The approach for women trying to dress in clothing that is too young for
them, says Baumgartner, is to know who you are, determine who you want to be,
accept where you are chronologically, then update favorite items and learn
fashion by watching what other women your age – especially ones you admire –
are wearing. Obviously, this
prescription goes far beyond choosing more-flattering or more-appropriate
clothes, since it requires a level of self-knowledge and self-understanding that
may not be easy to obtain; and Baumgartner gives little guidance on getting to
that level. Still, her basic approach –
which is, boiled down to its essence, to think
about your clothes and be mindful of what they say and why you buy and wear
them – is worthwhile. “We become our own
billboards, sometimes literally,” she writes in a chapter on “When You Are
Covered in Labels” – but the observation applies in general.
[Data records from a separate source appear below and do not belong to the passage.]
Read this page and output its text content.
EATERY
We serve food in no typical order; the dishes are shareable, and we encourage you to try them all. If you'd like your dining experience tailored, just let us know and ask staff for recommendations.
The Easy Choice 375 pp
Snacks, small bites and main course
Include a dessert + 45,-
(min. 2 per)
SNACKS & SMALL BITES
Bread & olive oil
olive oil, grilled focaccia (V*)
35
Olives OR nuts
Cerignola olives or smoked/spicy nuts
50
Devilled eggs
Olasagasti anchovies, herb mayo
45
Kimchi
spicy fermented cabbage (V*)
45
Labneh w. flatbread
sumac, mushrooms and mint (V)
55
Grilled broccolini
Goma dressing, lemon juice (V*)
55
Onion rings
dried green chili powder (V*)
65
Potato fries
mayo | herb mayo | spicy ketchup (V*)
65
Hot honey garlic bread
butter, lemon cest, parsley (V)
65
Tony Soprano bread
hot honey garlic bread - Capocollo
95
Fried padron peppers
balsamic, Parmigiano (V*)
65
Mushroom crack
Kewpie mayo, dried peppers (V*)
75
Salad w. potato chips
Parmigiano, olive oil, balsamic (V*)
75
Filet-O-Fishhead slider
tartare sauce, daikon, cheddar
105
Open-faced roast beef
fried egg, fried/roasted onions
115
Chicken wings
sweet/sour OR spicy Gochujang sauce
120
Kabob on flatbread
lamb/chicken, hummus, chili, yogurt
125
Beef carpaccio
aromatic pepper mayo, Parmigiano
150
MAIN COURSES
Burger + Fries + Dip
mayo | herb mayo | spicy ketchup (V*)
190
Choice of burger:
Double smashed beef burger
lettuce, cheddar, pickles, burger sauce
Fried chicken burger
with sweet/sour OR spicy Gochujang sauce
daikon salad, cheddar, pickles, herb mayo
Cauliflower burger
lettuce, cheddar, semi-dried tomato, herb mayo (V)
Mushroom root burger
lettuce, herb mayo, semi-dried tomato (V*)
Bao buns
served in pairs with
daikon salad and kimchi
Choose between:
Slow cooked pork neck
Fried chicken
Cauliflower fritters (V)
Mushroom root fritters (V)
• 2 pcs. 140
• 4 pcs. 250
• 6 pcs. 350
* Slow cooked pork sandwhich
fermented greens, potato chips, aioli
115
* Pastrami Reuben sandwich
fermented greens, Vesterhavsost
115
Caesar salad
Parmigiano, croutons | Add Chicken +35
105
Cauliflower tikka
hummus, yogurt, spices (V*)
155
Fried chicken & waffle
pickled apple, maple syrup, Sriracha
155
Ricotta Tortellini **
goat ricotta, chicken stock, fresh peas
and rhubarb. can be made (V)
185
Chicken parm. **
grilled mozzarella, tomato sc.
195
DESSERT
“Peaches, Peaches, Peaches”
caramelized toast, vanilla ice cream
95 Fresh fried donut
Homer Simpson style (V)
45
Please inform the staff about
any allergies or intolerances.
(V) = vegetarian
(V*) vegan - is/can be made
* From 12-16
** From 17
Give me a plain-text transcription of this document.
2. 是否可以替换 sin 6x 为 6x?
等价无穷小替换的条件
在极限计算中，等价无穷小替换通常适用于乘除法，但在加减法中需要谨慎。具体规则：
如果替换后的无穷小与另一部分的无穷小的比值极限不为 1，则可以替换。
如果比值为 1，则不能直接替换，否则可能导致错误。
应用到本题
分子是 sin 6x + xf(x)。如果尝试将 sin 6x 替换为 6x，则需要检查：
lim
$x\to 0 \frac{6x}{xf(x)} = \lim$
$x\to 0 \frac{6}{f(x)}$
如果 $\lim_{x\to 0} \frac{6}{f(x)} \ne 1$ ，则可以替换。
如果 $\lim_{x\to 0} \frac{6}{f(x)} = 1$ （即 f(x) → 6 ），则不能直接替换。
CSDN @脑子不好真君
The women (or composite women) profiled by
Baumgartner tend to make her points for her rather too neatly – for instance,
in the “labels” chapter, Baumgartner asks Mary what she would do if she had all
the money in the world, and Mary promptly responds, “‘Well, if I had all the
money in the world, I wouldn’t need logos. …[They make] me feel like I am
somebody. I want to look like I am successful.’” Baumgartner does a good, if often rather
obvious, job of analyzing what different forms of clothing say about the women
wearing them, and her positive reinforcement will be appreciated by women who
genuinely want to change their look: “Your outfit will always work when it is
chosen for the best version of you.” You Are What You Wear may not really be
revelatory, but it may be thought-provoking for women who have not considered
just why they buy and wear particular clothes, and it can at least nudge those
who are unhappy with their look toward taking some steps to improve it.